Fitzgerald is only modestly fast by the stopwatch, running the 40 in the 4.5-second range (although he promises that the next time he is timed, he will run in the 4.4s). But he has an unreal ability to react to a pass in the air. "It's like the football is a smart bomb and he's a target," says Pitt offensive coordinator J.D. Brookhart. He has the veteran's full arsenal of tricks, like bumping a defender off balance, not with an extended arm (obvious offensive interference), but a strong, coiled forearm (barely noticeable). According to one NFL scout, "Some receivers have physical ability and some guys have common sense [about how to play the game]. He has both." Some of Fitzgerald's physical gifts are simply amazing. During practice, Brookhart fires 15-yard spirals directly at Fitzgerald, who snags the ball one-handed, point-first, without the point reaching the palm of his hand. Try it sometime.
Remarkably, Fitzgerald played the last eight games of the season with a damaged ligament in his right hand. He suffered the injury in the Texas A&M victory but kept it secret from opponents. He protected his hand by wearing a soft cast in practice, but shed that for games.
In the near future, Fitzgerald will decide whether to join former Ohio State running back Maurice Clarett in challenging the NFL's rule prohibiting college players from entering the draft until three years after graduating from high school.

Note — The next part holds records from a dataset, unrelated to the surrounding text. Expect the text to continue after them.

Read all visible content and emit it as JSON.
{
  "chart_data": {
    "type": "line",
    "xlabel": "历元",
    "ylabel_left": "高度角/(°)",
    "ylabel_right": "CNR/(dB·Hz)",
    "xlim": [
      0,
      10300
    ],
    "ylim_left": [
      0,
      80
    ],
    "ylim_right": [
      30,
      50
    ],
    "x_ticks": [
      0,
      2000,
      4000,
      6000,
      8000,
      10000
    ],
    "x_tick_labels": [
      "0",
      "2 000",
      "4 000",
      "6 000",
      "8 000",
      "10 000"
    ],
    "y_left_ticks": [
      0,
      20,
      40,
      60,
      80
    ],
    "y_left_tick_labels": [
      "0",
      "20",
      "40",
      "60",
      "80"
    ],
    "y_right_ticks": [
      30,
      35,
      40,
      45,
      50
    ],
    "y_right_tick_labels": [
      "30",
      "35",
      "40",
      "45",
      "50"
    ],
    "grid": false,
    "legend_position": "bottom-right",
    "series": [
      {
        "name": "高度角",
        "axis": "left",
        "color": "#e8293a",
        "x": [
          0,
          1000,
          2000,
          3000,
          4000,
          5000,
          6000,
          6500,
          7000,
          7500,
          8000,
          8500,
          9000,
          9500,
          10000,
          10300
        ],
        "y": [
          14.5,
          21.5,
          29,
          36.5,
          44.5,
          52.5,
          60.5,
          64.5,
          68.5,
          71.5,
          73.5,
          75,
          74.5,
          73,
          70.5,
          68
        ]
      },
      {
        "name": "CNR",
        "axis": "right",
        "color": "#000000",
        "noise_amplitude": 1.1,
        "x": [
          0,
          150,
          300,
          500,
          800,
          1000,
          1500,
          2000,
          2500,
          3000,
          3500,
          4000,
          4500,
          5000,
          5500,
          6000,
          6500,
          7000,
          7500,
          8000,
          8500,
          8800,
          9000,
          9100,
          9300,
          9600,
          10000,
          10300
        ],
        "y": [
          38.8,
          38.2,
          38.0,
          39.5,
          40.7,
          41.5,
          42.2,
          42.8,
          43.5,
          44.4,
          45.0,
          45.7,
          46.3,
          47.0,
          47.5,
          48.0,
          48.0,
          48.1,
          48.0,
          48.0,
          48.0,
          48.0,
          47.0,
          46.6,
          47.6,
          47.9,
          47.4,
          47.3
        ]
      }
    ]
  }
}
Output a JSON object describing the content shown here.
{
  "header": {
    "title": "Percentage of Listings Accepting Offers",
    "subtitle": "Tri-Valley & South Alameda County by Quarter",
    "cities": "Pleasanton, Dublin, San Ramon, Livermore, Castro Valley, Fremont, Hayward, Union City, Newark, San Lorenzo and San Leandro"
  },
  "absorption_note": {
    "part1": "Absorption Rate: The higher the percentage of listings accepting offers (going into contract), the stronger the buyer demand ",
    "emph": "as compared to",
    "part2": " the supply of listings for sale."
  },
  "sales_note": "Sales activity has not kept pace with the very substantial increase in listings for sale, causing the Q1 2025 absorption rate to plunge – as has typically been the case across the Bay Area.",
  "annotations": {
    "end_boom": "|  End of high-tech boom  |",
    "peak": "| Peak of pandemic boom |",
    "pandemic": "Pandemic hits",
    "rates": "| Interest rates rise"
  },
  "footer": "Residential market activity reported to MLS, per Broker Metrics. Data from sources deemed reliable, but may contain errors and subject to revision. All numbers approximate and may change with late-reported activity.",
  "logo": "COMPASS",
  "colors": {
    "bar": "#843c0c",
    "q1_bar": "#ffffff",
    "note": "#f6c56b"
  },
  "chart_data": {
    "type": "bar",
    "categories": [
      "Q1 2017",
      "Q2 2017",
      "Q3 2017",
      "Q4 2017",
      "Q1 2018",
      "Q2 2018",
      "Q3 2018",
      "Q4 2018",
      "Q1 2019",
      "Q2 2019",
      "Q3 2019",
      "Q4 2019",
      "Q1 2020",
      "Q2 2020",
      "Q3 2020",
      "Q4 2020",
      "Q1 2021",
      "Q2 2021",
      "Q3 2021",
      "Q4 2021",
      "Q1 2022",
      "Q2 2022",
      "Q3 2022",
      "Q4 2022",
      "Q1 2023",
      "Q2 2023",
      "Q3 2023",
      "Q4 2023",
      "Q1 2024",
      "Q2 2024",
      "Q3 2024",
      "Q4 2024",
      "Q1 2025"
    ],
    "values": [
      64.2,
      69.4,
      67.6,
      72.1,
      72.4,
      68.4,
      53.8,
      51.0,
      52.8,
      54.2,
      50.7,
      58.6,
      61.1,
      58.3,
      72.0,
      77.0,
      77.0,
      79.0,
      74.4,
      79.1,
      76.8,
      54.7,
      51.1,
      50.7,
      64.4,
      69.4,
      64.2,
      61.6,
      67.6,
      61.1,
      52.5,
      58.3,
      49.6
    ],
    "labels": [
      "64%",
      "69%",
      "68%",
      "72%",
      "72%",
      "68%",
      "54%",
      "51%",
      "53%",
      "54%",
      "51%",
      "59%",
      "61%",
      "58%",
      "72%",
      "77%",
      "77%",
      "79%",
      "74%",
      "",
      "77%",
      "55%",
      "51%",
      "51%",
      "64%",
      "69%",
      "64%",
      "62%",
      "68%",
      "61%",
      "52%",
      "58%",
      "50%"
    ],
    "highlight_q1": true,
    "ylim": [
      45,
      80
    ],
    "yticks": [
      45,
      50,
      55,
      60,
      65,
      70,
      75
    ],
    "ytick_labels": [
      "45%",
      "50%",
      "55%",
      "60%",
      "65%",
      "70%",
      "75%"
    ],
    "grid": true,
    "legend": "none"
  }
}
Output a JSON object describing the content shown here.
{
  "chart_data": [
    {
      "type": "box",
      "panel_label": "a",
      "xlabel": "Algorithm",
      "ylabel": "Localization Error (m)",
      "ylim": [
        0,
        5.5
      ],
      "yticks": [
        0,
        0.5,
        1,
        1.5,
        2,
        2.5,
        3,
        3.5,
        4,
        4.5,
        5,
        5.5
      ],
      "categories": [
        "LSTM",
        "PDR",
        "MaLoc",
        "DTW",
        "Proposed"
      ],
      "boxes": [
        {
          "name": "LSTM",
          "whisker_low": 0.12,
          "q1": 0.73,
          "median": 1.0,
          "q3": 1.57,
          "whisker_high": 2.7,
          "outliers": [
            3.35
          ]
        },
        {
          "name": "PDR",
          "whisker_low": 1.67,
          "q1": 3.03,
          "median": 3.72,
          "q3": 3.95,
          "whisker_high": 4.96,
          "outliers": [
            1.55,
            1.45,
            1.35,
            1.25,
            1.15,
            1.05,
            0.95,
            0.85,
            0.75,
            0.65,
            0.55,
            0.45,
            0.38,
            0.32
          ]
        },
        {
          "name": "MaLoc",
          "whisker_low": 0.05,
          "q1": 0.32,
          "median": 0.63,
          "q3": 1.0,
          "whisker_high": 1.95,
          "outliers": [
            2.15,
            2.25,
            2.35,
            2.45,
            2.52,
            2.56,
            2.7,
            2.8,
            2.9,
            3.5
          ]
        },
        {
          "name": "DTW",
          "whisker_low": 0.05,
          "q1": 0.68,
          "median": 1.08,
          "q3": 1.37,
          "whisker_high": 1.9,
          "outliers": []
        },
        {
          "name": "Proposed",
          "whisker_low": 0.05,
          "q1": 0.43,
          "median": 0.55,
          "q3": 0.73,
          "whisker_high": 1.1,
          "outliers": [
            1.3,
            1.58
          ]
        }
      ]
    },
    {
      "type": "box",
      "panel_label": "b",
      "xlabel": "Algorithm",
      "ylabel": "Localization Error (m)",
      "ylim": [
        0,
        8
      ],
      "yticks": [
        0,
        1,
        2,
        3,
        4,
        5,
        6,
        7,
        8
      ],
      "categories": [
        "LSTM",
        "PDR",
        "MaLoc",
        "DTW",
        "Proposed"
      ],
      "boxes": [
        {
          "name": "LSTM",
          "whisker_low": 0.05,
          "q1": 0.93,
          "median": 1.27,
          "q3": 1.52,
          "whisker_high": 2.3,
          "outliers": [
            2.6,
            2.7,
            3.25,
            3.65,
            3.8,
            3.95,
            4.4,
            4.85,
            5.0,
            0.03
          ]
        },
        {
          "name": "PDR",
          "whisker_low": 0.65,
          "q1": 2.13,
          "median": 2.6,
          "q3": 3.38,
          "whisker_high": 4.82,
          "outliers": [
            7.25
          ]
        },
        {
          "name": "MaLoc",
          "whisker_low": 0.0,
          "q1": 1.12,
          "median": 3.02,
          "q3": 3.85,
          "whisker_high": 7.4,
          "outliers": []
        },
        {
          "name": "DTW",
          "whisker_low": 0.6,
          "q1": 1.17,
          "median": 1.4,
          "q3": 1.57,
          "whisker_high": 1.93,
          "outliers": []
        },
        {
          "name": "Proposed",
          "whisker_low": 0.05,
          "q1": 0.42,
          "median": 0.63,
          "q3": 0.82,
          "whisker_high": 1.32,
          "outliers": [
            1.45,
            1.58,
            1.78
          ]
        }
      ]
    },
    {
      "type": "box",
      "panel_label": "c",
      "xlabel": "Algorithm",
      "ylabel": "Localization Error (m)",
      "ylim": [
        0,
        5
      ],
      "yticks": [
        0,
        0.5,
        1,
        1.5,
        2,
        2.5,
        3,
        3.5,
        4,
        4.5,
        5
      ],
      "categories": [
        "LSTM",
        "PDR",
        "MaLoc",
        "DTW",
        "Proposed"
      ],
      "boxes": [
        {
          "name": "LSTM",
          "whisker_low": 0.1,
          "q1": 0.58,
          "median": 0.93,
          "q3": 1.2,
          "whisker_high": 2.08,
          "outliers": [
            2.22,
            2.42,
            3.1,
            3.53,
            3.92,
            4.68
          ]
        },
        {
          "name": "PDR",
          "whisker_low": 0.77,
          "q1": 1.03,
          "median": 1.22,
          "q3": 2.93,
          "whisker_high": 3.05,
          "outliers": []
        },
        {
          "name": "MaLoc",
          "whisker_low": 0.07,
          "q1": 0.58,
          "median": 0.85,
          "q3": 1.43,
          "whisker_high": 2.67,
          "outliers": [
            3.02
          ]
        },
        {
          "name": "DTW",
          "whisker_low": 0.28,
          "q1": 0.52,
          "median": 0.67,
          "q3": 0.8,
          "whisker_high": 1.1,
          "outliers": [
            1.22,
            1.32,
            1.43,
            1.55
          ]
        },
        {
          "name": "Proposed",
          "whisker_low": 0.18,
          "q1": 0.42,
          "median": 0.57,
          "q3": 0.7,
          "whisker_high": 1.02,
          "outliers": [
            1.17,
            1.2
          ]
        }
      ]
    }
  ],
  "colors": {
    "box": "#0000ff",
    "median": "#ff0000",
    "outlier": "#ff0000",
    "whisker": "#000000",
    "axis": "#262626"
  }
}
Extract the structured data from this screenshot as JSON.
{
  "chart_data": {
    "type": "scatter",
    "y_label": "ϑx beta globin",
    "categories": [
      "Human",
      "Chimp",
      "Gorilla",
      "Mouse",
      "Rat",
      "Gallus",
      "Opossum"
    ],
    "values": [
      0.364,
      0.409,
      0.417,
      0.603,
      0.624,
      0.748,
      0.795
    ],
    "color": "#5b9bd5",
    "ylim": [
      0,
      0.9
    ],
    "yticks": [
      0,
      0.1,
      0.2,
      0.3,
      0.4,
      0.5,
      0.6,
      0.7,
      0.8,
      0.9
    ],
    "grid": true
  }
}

There's little doubt that Fitzgerald is ready for the pro game. "He'll get picked first, second or third overall, no lower," says an NFL scout who has watched Fitzgerald numerous times in the last two years.
"I'll consider it when it's the right time," says Fitzgerald. It is worth noting, however, that his father's dining room table is littered with information on recent NFL first-round draft picks' contracts.
"Larry will make his own decision," says Larry Sr., who is the sports editor of the Minnesota Spokesman-Recorder, a 50,000-circulation weekly with a primarily African-American audience. "But I've talked to many people, and I think I have a pretty good idea what his ability level is, and what opportunities he'll have."
Whenever Fitzgerald leaves for the NFL, he will rejoin a world with which he is already familiar. From age 12 through high school, he worked as a ball boy for the Minnesota Vikings, a gig that included spending six weeks living in a dorm during training camp at Mankato State University and often participating in drills with receivers like Cris Carter, Randy Moss and Jake Reed. "We had ball boys every year, but very few of them could jump into a drill like Fitz could," says Carter.
"You could see even then, he had incredible hand-eye coordination," says Dennis Green, the Vikings' coach during Fitzgerald's ball boy days. "And he was also learning how professional athletes behave."
On Friday nights, when Fitzgerald's team at Academy of the Holy Angels High would play, Vikings players would often come to watch, rolling into the school parking lot in their massive SUVs, with music rattling nearby windows. "He was a man among boys in high school," says Minnesota quarterback Daunte Culpepper. "I'm telling you, he had it all."